Ein neuerliches Studium kürzlich erschienener Dissertationen zu Herman Bavinck (1854-1921) lässt mich zum wiederholten Mal in die grundsätzliche Frage eintauchen, wie Rechtgläubigkeit und Aktualität des 21. Jahrhunderts einander begegnen können, ohne dass letzteres Ersteres beschnitten und verstümmelt oder ein Rückzug ins Private unumgänglich wird. Diese Grundfrage steht auch über meiner eigenen Biografie.
In einer frühen Vorlesung Bavincks über das Prinzip der Katholizität der christlichen Kirche (1888; ausführlich zusammengefasst hier) gesteht Bavinck ein, «dass wir – vielleicht noch stärker, als wir es uns denken – von der modernen Weltsicht beeinflusst sind. Das irdische Leben wird nicht mehr primär als Vorbereitung auf den Himmel betrachtet, sondern besitzt eigenen, unabhängigen Wert. Eine starke Beschäftigung mit materiellen Sorgen ist die Folge hiervon. Wir suchen das Leben hier so angenehm wie möglich zu gestalten.»
Eine führende Rolle in der aktuellen Bavinck-Forschung nimmt der schottische Gelehrte James Eglinton ein. Unter ihm haben mehrere jüngere Forscher promoviert. Mein aktuelles Studium bezieht sich auf den in den USA lehrenden N. Gray Sutanto. Neben seiner Dissertation «God and Knowledge: Herman Bavinck’s Theological Epistemology» (2020) ist er Mitübersetzer mehrer Schlüsselwerke, nämlich «Christian Worldview» (1904), «Philosophy of Revelation: A New Annotated Edition» (1908) sowie 2023 «Christianity and Science» (1904).

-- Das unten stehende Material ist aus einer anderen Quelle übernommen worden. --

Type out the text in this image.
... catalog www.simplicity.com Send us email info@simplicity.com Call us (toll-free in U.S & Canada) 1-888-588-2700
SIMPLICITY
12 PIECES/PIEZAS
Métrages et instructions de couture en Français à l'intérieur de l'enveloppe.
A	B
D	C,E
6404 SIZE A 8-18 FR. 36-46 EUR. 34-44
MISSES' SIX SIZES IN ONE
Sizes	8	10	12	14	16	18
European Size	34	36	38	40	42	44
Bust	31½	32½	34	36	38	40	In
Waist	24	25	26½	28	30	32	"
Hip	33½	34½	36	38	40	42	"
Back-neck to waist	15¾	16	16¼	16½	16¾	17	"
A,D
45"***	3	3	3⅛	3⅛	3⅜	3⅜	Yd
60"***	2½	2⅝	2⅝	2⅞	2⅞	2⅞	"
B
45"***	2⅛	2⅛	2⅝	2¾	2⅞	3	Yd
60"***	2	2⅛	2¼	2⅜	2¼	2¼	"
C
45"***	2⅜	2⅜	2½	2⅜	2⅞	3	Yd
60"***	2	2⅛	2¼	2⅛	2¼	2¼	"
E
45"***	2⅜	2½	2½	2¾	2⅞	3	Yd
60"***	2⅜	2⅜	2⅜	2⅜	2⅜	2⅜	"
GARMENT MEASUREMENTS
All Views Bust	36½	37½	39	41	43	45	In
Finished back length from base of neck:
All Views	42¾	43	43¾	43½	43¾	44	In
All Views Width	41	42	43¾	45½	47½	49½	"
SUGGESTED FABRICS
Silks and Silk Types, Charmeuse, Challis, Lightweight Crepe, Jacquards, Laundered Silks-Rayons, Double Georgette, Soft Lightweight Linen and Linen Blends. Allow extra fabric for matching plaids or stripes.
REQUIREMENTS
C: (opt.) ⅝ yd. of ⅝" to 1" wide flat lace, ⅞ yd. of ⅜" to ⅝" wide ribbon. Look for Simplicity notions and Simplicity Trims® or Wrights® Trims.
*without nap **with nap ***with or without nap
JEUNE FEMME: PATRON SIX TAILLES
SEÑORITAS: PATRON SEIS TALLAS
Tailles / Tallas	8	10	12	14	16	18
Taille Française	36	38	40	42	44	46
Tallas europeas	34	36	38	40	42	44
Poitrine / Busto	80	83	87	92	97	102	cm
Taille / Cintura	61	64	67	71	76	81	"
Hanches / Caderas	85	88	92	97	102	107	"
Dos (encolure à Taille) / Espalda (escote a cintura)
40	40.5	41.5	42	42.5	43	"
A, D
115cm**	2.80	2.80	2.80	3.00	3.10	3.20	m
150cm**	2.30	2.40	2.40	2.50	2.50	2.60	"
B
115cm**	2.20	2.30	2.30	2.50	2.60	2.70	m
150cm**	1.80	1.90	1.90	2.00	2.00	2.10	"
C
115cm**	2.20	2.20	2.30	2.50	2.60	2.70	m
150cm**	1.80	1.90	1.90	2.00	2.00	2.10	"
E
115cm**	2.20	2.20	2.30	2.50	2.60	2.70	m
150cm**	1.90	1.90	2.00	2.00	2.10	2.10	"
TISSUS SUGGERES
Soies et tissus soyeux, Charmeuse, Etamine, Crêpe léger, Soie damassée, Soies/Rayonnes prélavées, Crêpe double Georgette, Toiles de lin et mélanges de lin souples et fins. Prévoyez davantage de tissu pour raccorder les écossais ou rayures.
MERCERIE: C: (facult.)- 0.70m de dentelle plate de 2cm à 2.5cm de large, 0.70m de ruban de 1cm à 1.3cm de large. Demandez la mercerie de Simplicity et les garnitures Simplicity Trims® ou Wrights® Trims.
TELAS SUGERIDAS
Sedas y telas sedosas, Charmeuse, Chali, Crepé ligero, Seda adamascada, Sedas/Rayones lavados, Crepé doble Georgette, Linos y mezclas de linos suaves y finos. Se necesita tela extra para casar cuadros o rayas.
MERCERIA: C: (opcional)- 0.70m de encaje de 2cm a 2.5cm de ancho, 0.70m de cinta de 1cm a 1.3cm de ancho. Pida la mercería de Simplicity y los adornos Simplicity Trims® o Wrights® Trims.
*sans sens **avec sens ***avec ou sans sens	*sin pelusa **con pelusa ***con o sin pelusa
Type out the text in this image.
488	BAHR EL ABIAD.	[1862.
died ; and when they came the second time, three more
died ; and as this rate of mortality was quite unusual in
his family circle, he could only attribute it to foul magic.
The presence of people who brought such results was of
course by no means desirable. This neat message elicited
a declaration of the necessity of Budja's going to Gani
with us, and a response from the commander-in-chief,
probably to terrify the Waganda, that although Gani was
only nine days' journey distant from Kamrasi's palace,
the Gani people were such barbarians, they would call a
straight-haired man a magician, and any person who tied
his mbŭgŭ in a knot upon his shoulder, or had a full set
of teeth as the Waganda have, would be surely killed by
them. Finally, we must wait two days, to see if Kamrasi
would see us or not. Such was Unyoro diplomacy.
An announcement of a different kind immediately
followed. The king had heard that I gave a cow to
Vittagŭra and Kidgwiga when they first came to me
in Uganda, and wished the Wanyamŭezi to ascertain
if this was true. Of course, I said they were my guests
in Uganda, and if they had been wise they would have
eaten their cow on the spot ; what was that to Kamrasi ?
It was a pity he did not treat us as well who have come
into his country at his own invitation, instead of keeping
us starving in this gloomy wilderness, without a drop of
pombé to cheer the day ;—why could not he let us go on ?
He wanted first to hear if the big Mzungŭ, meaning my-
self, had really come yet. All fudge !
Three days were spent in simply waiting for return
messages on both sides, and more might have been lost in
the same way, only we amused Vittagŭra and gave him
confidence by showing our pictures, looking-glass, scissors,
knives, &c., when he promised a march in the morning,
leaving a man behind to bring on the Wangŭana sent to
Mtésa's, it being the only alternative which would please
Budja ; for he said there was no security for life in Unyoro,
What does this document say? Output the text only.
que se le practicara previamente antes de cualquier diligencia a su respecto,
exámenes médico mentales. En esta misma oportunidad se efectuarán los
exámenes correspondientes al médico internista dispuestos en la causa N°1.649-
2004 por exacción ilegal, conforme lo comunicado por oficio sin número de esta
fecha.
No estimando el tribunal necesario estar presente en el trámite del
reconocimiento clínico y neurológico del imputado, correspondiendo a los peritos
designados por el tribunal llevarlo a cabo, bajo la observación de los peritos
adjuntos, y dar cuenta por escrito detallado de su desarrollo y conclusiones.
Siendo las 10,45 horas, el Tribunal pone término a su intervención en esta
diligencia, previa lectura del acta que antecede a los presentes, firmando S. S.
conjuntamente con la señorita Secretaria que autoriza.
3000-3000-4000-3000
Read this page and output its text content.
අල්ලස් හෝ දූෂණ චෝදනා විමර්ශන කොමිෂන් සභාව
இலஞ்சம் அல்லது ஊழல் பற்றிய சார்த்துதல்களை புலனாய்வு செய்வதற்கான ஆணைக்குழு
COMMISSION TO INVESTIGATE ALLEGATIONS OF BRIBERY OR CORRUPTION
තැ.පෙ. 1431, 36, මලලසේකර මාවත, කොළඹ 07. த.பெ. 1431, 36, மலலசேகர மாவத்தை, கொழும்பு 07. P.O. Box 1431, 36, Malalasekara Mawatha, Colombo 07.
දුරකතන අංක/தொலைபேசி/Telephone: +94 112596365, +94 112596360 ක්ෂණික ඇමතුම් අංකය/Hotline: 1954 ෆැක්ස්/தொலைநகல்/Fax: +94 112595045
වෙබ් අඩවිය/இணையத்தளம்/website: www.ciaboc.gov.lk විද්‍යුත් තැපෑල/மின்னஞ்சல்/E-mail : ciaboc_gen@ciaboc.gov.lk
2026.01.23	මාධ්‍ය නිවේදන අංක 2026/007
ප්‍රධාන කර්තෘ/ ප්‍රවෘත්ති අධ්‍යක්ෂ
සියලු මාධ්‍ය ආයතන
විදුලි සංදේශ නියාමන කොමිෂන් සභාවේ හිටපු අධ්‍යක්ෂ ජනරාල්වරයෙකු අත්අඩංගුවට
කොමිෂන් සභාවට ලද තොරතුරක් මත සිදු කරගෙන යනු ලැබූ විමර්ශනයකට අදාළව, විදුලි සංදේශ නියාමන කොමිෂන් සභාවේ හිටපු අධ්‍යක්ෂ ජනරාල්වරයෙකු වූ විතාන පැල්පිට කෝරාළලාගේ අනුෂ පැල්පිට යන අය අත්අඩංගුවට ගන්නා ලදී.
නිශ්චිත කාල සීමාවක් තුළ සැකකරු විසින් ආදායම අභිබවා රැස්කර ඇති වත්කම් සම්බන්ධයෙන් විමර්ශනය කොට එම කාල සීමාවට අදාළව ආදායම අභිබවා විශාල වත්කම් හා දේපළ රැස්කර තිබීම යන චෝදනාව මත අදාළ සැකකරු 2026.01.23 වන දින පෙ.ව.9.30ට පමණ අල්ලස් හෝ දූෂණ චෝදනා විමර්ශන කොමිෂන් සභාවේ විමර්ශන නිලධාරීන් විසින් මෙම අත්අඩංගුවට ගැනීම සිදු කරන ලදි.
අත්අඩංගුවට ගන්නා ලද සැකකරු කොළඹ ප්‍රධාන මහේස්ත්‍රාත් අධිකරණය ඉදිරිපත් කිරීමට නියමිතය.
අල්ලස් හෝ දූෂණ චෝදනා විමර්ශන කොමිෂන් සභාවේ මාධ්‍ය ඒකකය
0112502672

Der zweite Forscher ist Cory Brock, dessen Dissertation sich mit dem Spannungsfeld zwischen Rechtgläubigkeit und Moderne beschäftigt unter dem Titel «Orthodox yet Modern: Herman Bavinck’s Use of Friedrich Schleiermacher» (2020). Ein dritter Doktorand, Cam Clausing, beschäftigt sich mit der Historiografie Bavincks. Bruce Pass setzte sich in «The Heart of Dogmatics» (2020) mit dessen Christologie auseinander.
Eglinton, Verfasser einer ausgezeichneten Bavinck-Biografie (meine Rezension), führt zusammen zudem mit drei Kollegen (u. a. Gray Sutanto) einen Podcast «Grace in Common». Zur Einführung empfehle ich die beiden ersten Folgen «What is Neo-Calvinism?» (58 Minuten) sowie «Misunderstanding Neo-Calvinism» (41 Minuten). Ich bin zudem gespannt auf die in Kürze erscheinende Monografie «Neo-Calvinism: A Theological Introduction» (2023).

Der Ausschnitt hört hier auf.